Zumal in der SPD Einigkeit herrscht, dass man nicht wegen möglicherweise zwei verlorener Landtagswahlen das Bündnis mit der Union aufkündigen könne. Wichtiger, und da ist Nahles direkt gefordert, sei ein Plan zur Zukunft der Koalition. Das sei Nahles’ Chance, heißt es intern. Überzeuge sie nicht, sei alles offen.
Heino Wiese, SPD-Berater und früherer Geschäftsführer der Partei in Niedersachsen, wünscht sich unterdessen bereits die beiden ExSPD-Chefs Sigmar Gabriel und Martin Schulz zurück. „Für die Partei geht es jetzt um die schiere Existenz“, sagte er.

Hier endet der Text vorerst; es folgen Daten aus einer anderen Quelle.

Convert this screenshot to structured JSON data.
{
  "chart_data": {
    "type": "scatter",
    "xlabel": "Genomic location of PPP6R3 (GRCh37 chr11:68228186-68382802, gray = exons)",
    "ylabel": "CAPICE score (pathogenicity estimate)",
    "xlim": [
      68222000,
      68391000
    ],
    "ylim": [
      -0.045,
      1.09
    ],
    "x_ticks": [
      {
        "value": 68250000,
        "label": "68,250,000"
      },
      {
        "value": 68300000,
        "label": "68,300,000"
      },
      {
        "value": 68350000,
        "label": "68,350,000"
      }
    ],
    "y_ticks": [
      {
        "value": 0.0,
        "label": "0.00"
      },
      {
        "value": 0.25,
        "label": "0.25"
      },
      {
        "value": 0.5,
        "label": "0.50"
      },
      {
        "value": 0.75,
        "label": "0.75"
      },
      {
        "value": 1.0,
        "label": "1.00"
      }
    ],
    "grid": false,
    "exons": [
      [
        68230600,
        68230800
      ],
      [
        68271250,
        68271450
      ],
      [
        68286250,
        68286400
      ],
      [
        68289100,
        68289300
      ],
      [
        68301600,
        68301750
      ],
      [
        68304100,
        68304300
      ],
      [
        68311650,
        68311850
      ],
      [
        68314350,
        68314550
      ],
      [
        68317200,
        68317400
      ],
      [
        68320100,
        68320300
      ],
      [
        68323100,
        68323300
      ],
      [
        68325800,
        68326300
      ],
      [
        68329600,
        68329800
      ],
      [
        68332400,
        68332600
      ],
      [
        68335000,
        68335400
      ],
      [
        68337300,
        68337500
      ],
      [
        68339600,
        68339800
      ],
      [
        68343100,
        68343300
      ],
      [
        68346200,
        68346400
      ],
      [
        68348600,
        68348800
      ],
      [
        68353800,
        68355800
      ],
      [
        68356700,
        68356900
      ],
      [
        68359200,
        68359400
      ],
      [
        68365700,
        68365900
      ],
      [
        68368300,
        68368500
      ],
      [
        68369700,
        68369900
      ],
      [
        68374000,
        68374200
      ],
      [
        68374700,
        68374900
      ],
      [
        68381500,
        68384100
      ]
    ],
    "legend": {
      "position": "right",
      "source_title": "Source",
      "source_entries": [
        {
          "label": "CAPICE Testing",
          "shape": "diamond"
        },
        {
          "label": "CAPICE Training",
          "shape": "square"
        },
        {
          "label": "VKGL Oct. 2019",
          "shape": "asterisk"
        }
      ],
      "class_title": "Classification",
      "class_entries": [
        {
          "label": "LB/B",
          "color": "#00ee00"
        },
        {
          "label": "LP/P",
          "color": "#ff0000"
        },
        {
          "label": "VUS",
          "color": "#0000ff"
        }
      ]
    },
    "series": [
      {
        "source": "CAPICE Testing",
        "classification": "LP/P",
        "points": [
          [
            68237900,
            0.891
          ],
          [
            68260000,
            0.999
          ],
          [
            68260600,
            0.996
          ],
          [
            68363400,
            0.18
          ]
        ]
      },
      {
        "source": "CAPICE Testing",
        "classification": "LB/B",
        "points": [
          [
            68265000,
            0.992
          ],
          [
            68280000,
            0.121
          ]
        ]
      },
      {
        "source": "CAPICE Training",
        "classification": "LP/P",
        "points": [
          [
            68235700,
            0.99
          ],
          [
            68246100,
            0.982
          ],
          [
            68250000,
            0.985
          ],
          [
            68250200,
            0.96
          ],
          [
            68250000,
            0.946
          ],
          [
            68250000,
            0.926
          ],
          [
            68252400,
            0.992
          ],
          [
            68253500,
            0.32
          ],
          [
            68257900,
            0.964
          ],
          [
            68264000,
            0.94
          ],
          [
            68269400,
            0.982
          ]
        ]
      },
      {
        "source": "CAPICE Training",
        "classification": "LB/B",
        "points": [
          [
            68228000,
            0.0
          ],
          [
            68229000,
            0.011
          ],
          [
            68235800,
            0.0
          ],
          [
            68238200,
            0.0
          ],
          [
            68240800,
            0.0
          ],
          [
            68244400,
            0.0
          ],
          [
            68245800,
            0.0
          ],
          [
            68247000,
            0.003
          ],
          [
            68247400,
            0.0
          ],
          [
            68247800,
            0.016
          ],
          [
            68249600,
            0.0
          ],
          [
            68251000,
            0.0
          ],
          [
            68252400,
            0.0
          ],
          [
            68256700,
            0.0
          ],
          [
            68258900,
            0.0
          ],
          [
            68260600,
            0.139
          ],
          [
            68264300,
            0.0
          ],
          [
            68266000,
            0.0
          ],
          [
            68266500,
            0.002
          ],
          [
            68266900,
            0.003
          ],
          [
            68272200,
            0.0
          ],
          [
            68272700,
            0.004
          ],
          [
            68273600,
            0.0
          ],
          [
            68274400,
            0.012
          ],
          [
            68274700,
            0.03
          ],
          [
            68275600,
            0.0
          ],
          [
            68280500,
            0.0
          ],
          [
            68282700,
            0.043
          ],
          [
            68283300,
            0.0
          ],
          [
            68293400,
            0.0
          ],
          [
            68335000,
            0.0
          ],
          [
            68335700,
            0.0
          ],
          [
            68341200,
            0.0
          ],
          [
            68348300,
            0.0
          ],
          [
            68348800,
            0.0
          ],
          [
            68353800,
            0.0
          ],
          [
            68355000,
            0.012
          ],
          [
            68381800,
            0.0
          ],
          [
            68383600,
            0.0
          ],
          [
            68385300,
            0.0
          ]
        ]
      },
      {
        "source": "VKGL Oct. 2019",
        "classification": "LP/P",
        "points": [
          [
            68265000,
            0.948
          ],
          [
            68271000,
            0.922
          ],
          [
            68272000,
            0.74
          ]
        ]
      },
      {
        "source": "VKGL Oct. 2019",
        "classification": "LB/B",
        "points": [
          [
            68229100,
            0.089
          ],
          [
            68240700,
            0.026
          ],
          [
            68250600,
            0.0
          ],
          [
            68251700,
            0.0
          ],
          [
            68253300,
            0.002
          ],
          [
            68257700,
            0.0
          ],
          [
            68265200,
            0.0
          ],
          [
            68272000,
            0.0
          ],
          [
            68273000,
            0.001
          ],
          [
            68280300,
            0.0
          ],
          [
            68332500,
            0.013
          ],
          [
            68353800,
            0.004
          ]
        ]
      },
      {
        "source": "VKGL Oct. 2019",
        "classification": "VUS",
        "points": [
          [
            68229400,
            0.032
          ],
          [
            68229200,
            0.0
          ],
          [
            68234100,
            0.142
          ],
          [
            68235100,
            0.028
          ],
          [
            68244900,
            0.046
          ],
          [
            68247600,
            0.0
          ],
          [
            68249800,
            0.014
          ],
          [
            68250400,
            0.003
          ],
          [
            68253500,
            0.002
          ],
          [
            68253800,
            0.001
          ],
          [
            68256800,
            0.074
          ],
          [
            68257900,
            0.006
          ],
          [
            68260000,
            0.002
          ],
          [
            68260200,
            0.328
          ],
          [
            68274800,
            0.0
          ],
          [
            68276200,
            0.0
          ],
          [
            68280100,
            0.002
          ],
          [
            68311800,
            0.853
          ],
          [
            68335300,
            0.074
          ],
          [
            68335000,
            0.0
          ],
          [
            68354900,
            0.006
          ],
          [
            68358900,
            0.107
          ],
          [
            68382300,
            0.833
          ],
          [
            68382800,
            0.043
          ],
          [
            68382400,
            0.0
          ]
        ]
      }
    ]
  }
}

Wenn die SPD als Faktor in der Politik überleben wolle, müsse sie jetzt gemeinsam kämpfen. „Es war ein Fehler von Nahles und Scholz, die beiden populärsten Sozialdemokraten Sigmar Gabriel und Martin Schulz in die Wüste zu schicken“, sagte er. Mehr denn je würden sie jetzt gebraucht. „Will Nahles selbst überleben, muss sie Größe zeigen und die beiden zurückholen“, sagte Wiese.